Vom Tod, nämlich vom ersten Tod, zum Leben

Amulek spricht zu den Ammonihaiten über die Auferstehung und erwähnt einen „ersten Tod“: „Nun siehe, ich habe zu euch über den Tod des sterblichen Leibes gesprochen und auch über die Auferstehung des sterblichen Leibes. Ich sage euch, dieser sterbliche Leib wird zu einem unsterblichen Leib auferweckt, das heißt vom Tod, nämlich vom ersten Tod, zum Leben, so dass sie nicht mehr sterben können; ihr Geist vereinigt sich mit ihrem Leib, um nie mehr getrennt zu werden; und so wird das Ganze geistig und unsterblich, so dass sie keine Verwesung mehr erfahren können.“ (Alma 11:45)

Vom Tod, nämlich vom ersten Tod, zum Leben. Unter Tod ist eine Trennung zu verstehen. Wenn es einen ersten Tod gibt, muss es auch zumindest einen „zweiten Tod“ geben. Aber zur besseren Verwirrung gibt es sogar zwei „erste Tode“.

Erster „erster Tod“:
Und um es noch verwirrender zu machen: Dieser erste Tod ist auch der „zweite Tod“. Es ist der Tod, den Adam und Eva starben, als sie vom Baum der Erkenntnis von Gut und Böse gegessen hatten. Sie lebten zu der Zeit im Garten Eden, in der Gegenwart Gottvaters und seines Sohnes Jesus Christus. Die Folge dessen, dass sie von der Frucht des Baumes der Erkenntnis aßen: Sie wurden aus deren Gegenwart in die einsame und öde Welt verbannt (Köstliche Perle Mose 4:28-29). Schluss mit dem paradiesischen Leben und der Gegenwart Gottes. Diese Verbannung war der erste Tod, der auch der letzte Tod sein kann, eine geistige Trennung von Gott (Alma 42:9).

Zweiter „erster Tod“:
Nachdem sie aus der Gegenwart Gottes ausgeschlossen wurden und auf die Erde kamen, veränderte sich ihr Zustand derart, dass sie auch körperlich sterblich wurden, was sie im Garten Eden nicht waren (Genesis 2:17; Köstliche Perle Mose 3:17). Nach einer irdischen Bewährungszeit mussten sie dann ihren physischen Körper ablegen. Dieser Vorgang wird auch als erster Tod bezeichnet. Mit ihrem unsterblichen Geistkörper gingen sie in eine Welt, in der sie auf ihre Auferstehung, die Zusammenführung von Körper und Geist zu einer unsterblichen Seele (1. Korinther 15:53-54; 2. Nephi 9:13) warten mussten, die durch Christus ermöglicht wurde.

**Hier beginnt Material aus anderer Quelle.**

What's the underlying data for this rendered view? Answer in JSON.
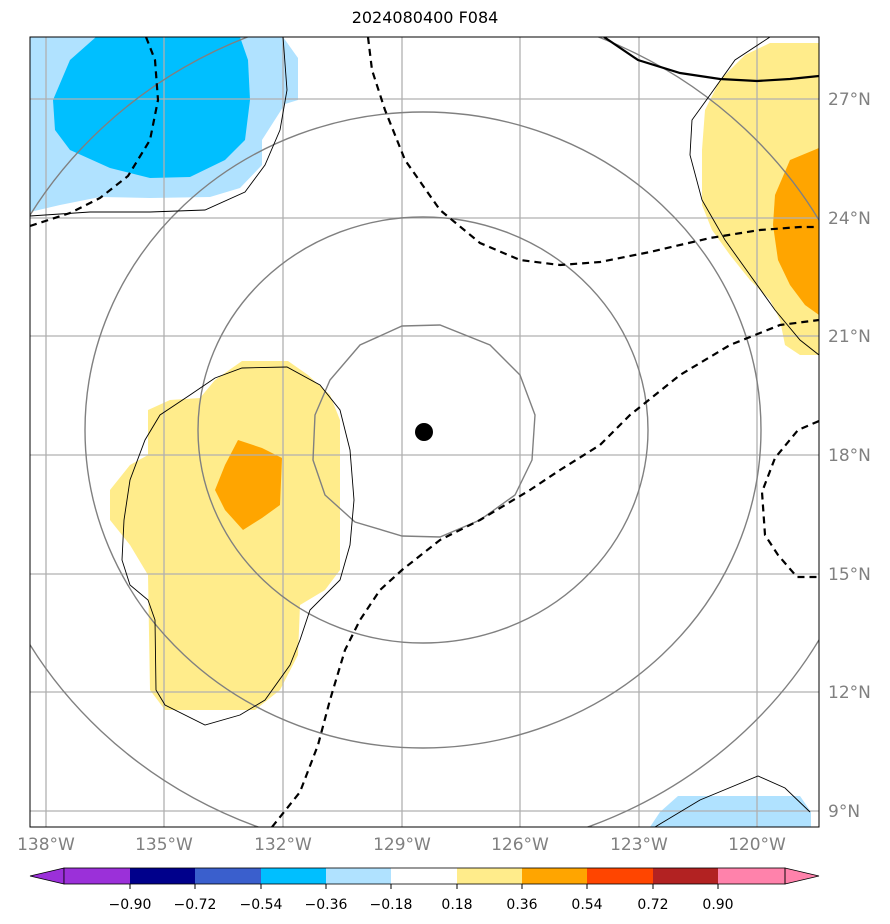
{
  "title": "2024080400 F084",
  "lon_ticks": [
    "138°W",
    "135°W",
    "132°W",
    "129°W",
    "126°W",
    "123°W",
    "120°W"
  ],
  "lat_ticks": [
    "27°N",
    "24°N",
    "21°N",
    "18°N",
    "15°N",
    "12°N",
    "9°N"
  ],
  "colorbar": {
    "levels": [
      "−0.90",
      "−0.72",
      "−0.54",
      "−0.36",
      "−0.18",
      "0.18",
      "0.36",
      "0.54",
      "0.72",
      "0.90"
    ],
    "colors": [
      "#9b30d9",
      "#00008b",
      "#3a5fcd",
      "#00bfff",
      "#b0e2ff",
      "#ffffff",
      "#ffec8b",
      "#ffa500",
      "#ff4500",
      "#b22222",
      "#ff82ab"
    ]
  },
  "fill_colors": {
    "light_blue": "#b0e2ff",
    "blue": "#00bfff",
    "light_yellow": "#ffec8b",
    "orange": "#ffa500"
  },
  "storm_center_marker": "black-dot"
}
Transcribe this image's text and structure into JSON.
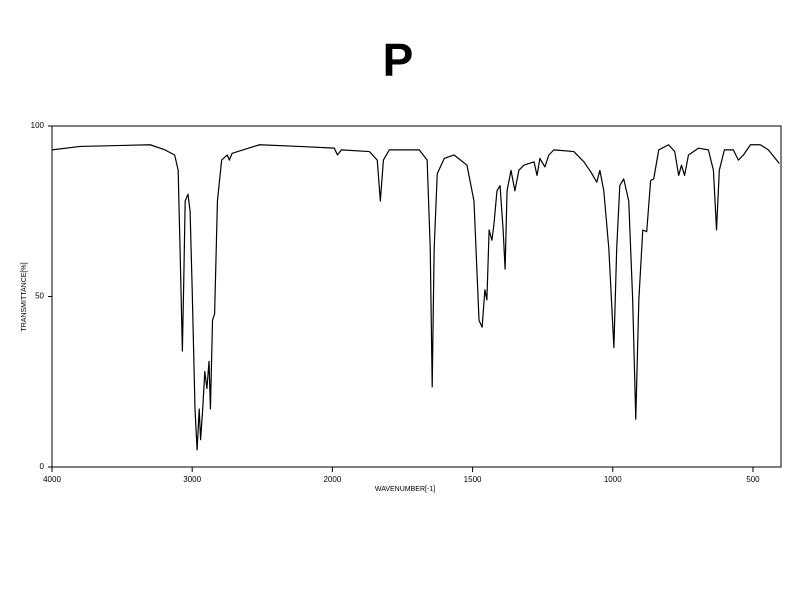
{
  "chart_data": {
    "type": "line",
    "title": "P",
    "x_label": "WAVENUMBER[-1]",
    "y_label": "TRANSMITTANCE[%]",
    "xlim": [
      4000,
      400
    ],
    "ylim": [
      0,
      100
    ],
    "xticks": [
      4000,
      3000,
      2000,
      1500,
      1000,
      500
    ],
    "yticks": [
      0,
      50,
      100
    ],
    "grid": false,
    "series": [
      {
        "color": "#000000",
        "x": [
          4000,
          3800,
          3300,
          3195,
          3125,
          3100,
          3085,
          3070,
          3060,
          3050,
          3030,
          3015,
          3000,
          2980,
          2965,
          2950,
          2940,
          2925,
          2910,
          2895,
          2880,
          2870,
          2855,
          2840,
          2820,
          2790,
          2750,
          2735,
          2715,
          2520,
          2235,
          1993,
          1982,
          1968,
          1868,
          1840,
          1829,
          1818,
          1797,
          1690,
          1662,
          1651,
          1644,
          1637,
          1626,
          1601,
          1566,
          1520,
          1495,
          1477,
          1466,
          1456,
          1449,
          1441,
          1431,
          1424,
          1413,
          1402,
          1391,
          1384,
          1377,
          1363,
          1349,
          1335,
          1317,
          1281,
          1270,
          1260,
          1242,
          1228,
          1210,
          1139,
          1103,
          1078,
          1057,
          1046,
          1032,
          1014,
          996,
          986,
          975,
          961,
          943,
          929,
          918,
          907,
          893,
          879,
          865,
          854,
          836,
          801,
          779,
          765,
          755,
          744,
          730,
          694,
          659,
          641,
          630,
          620,
          602,
          570,
          552,
          534,
          509,
          474,
          445,
          406
        ],
        "values": [
          93,
          94,
          94.5,
          93,
          91.5,
          87,
          61,
          34,
          55,
          78,
          80,
          75,
          52,
          17,
          5,
          17,
          8,
          17,
          28,
          23,
          31,
          17,
          43,
          45,
          78,
          90,
          91.5,
          90,
          92,
          94.5,
          94,
          93.5,
          91.5,
          93,
          92.5,
          90,
          78,
          90,
          93,
          93,
          90,
          64,
          23.5,
          64,
          86,
          90.5,
          91.5,
          88.5,
          78,
          43,
          41,
          52,
          49,
          69.5,
          66.5,
          71,
          81,
          82.5,
          69.5,
          58,
          81,
          87,
          81,
          87,
          88.5,
          89.5,
          85.5,
          90.5,
          88,
          91.5,
          93,
          92.5,
          89.5,
          86.5,
          83.5,
          87,
          81,
          64,
          35,
          64,
          82.5,
          84.5,
          78,
          49,
          14,
          49,
          69.5,
          69,
          84,
          84.5,
          93,
          94.5,
          92.5,
          85.5,
          88.5,
          85.5,
          91.5,
          93.5,
          93,
          87,
          69.5,
          87,
          93,
          93,
          90,
          91.5,
          94.5,
          94.5,
          93,
          89
        ]
      }
    ]
  }
}
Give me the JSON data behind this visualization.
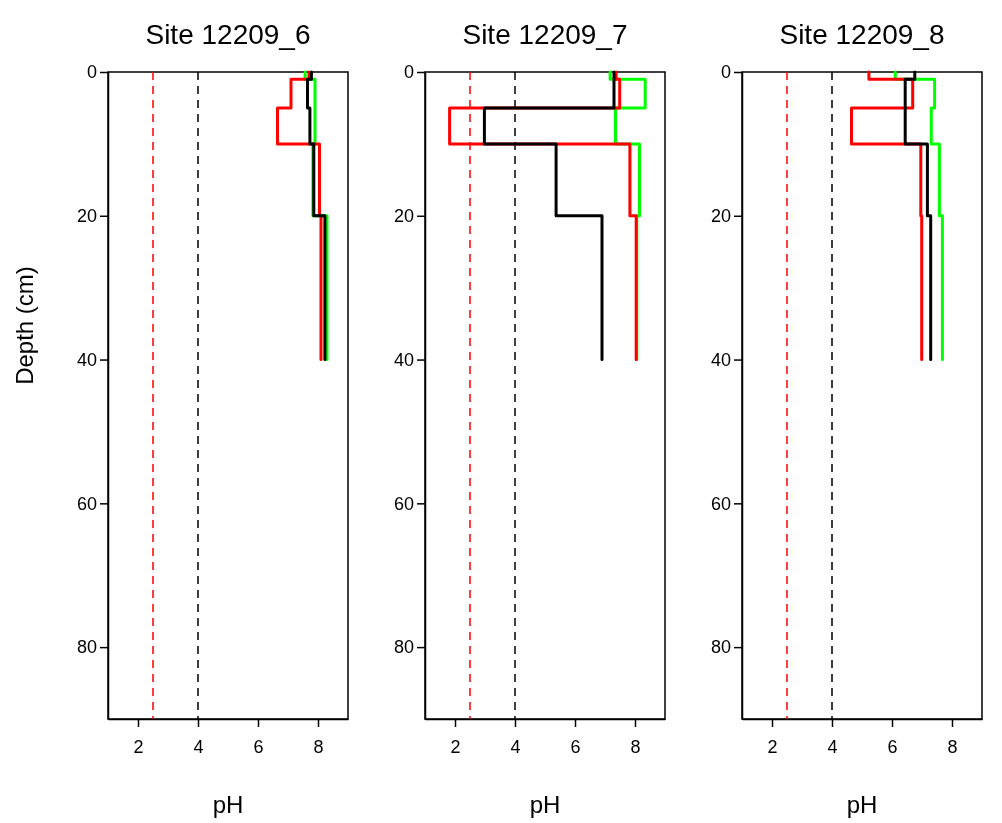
{
  "chart_data": [
    {
      "type": "line",
      "title": "Site 12209_6",
      "xlabel": "pH",
      "ylabel": "Depth (cm)",
      "xlim": [
        1,
        9
      ],
      "ylim": [
        90,
        0
      ],
      "xticks": [
        2,
        4,
        6,
        8
      ],
      "yticks": [
        0,
        20,
        40,
        60,
        80
      ],
      "line_style": "solid",
      "ref_lines": [
        {
          "axis": "x",
          "value": 2.5,
          "color": "#ff0000",
          "line_style": "dashed"
        },
        {
          "axis": "x",
          "value": 4,
          "color": "#000000",
          "line_style": "dashed"
        }
      ],
      "series": [
        {
          "color": "#00ff00",
          "x": [
            7.57,
            7.57,
            7.9,
            7.9,
            7.83,
            7.83,
            8.3,
            8.3
          ],
          "values": [
            0,
            1,
            1,
            10,
            10,
            20,
            20,
            40
          ]
        },
        {
          "color": "#ff0000",
          "x": [
            7.7,
            7.7,
            7.1,
            7.1,
            6.65,
            6.65,
            8.05,
            8.05,
            8.1,
            8.1
          ],
          "values": [
            0,
            1,
            1,
            5,
            5,
            10,
            10,
            20,
            20,
            40
          ]
        },
        {
          "color": "#000000",
          "x": [
            7.78,
            7.78,
            7.65,
            7.65,
            7.73,
            7.73,
            7.86,
            7.86,
            8.23,
            8.23
          ],
          "values": [
            0,
            1,
            1,
            5,
            5,
            10,
            10,
            20,
            20,
            40
          ]
        }
      ]
    },
    {
      "type": "line",
      "title": "Site 12209_7",
      "xlabel": "pH",
      "xlim": [
        1,
        9
      ],
      "ylim": [
        90,
        0
      ],
      "xticks": [
        2,
        4,
        6,
        8
      ],
      "yticks": [
        0,
        20,
        40,
        60,
        80
      ],
      "line_style": "solid",
      "ref_lines": [
        {
          "axis": "x",
          "value": 2.5,
          "color": "#ff0000",
          "line_style": "dashed"
        },
        {
          "axis": "x",
          "value": 4,
          "color": "#000000",
          "line_style": "dashed"
        }
      ],
      "series": [
        {
          "color": "#00ff00",
          "x": [
            7.17,
            7.17,
            8.34,
            8.34,
            7.35,
            7.35,
            8.15,
            8.15,
            8.06,
            8.06
          ],
          "values": [
            0,
            1,
            1,
            5,
            5,
            10,
            10,
            20,
            20,
            40
          ]
        },
        {
          "color": "#ff0000",
          "x": [
            7.37,
            7.37,
            7.49,
            7.49,
            1.82,
            1.82,
            7.83,
            7.83,
            8.04,
            8.04
          ],
          "values": [
            0,
            1,
            1,
            5,
            5,
            10,
            10,
            20,
            20,
            40
          ]
        },
        {
          "color": "#000000",
          "x": [
            7.3,
            7.3,
            2.98,
            2.98,
            5.37,
            5.37,
            6.9,
            6.9
          ],
          "values": [
            0,
            5,
            5,
            10,
            10,
            20,
            20,
            40
          ]
        }
      ]
    },
    {
      "type": "line",
      "title": "Site 12209_8",
      "xlabel": "pH",
      "xlim": [
        1,
        9
      ],
      "ylim": [
        90,
        0
      ],
      "xticks": [
        2,
        4,
        6,
        8
      ],
      "yticks": [
        0,
        20,
        40,
        60,
        80
      ],
      "line_style": "solid",
      "ref_lines": [
        {
          "axis": "x",
          "value": 2.5,
          "color": "#ff0000",
          "line_style": "dashed"
        },
        {
          "axis": "x",
          "value": 4,
          "color": "#000000",
          "line_style": "dashed"
        }
      ],
      "series": [
        {
          "color": "#00ff00",
          "x": [
            6.11,
            6.11,
            7.42,
            7.42,
            7.31,
            7.31,
            7.58,
            7.58,
            7.68,
            7.68
          ],
          "values": [
            0,
            1,
            1,
            5,
            5,
            10,
            10,
            20,
            20,
            40
          ]
        },
        {
          "color": "#ff0000",
          "x": [
            5.23,
            5.23,
            6.69,
            6.69,
            4.65,
            4.65,
            6.96,
            6.96,
            6.99,
            6.99
          ],
          "values": [
            0,
            1,
            1,
            5,
            5,
            10,
            10,
            20,
            20,
            40
          ]
        },
        {
          "color": "#000000",
          "x": [
            6.76,
            6.76,
            6.44,
            6.44,
            7.18,
            7.18,
            7.29,
            7.29
          ],
          "values": [
            0,
            1,
            1,
            10,
            10,
            20,
            20,
            40
          ]
        }
      ]
    }
  ]
}
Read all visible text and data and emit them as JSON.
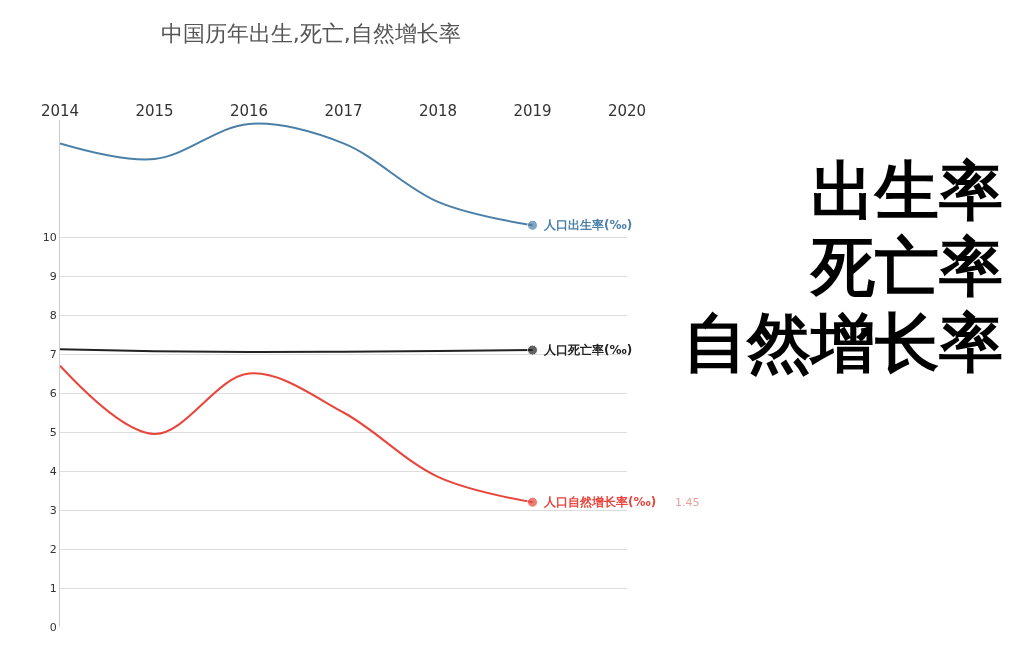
{
  "chart_data": {
    "type": "line",
    "title": "中国历年出生,死亡,自然增长率",
    "x": [
      2014,
      2015,
      2016,
      2017,
      2018,
      2019
    ],
    "series": [
      {
        "name": "人口出生率(‰)",
        "color": "#4a7fa8",
        "values": [
          12.4,
          12.0,
          12.9,
          12.4,
          10.9,
          10.3
        ]
      },
      {
        "name": "人口死亡率(‰)",
        "color": "#222222",
        "values": [
          7.12,
          7.07,
          7.05,
          7.06,
          7.08,
          7.1
        ]
      },
      {
        "name": "人口自然增长率(‰)",
        "color": "#e8453c",
        "values": [
          6.7,
          4.95,
          6.5,
          5.5,
          3.85,
          3.2
        ]
      }
    ],
    "xlim": [
      2014,
      2020
    ],
    "xticks": [
      2014,
      2015,
      2016,
      2017,
      2018,
      2019,
      2020
    ],
    "ylim": [
      0,
      13
    ],
    "yticks": [
      0,
      1,
      2,
      3,
      4,
      5,
      6,
      7,
      8,
      9,
      10
    ],
    "grid": "y",
    "legend": "right",
    "annotations": [
      "1.45",
      "出生率",
      "死亡率",
      "自然增长率"
    ]
  }
}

Nachdem wir alle Nachkommen von diesen ersten Eltern sind, durchlaufen auch wir diesen Kreislauf. Mit unserer Geburt auf diese Erde werden wir von Gott getrennt (erster Tod, der geistige Tod). Nach unserer Bewährungszeit sterben wir, unser Geist verlässt den physischen Körper und geht in die Geisterwelt und wartet dort auf die Auferstehung (Alma 40:13-14). Danach werden wir nach unseren Taten gerichtet und werden entweder zu ewigem Leben in der Gegenwart Gottes auferstehen oder zum „zweiten Tod“, nämlich der immerwährenden Verbannung aus der Gegenwart Gottes (2. Nephi 9:16).

Für mich ziehe ich daraus die Schlussfolgerung, dass wenn ich mich hier auf Erden bemühe, an Gott zu glauben, von meinem Übeltun abzulassen, mich taufen zu lassen, die Bündnisse die ich schließe bis an mein irdisches Ende zu halten, dass mir dann der zweite Tod nichts anhaben kann (Offenbarung 2:11; Alma 13:30). Welches sind deine Ziele in Hinsicht auf das Leben nach diesem Erdendasein?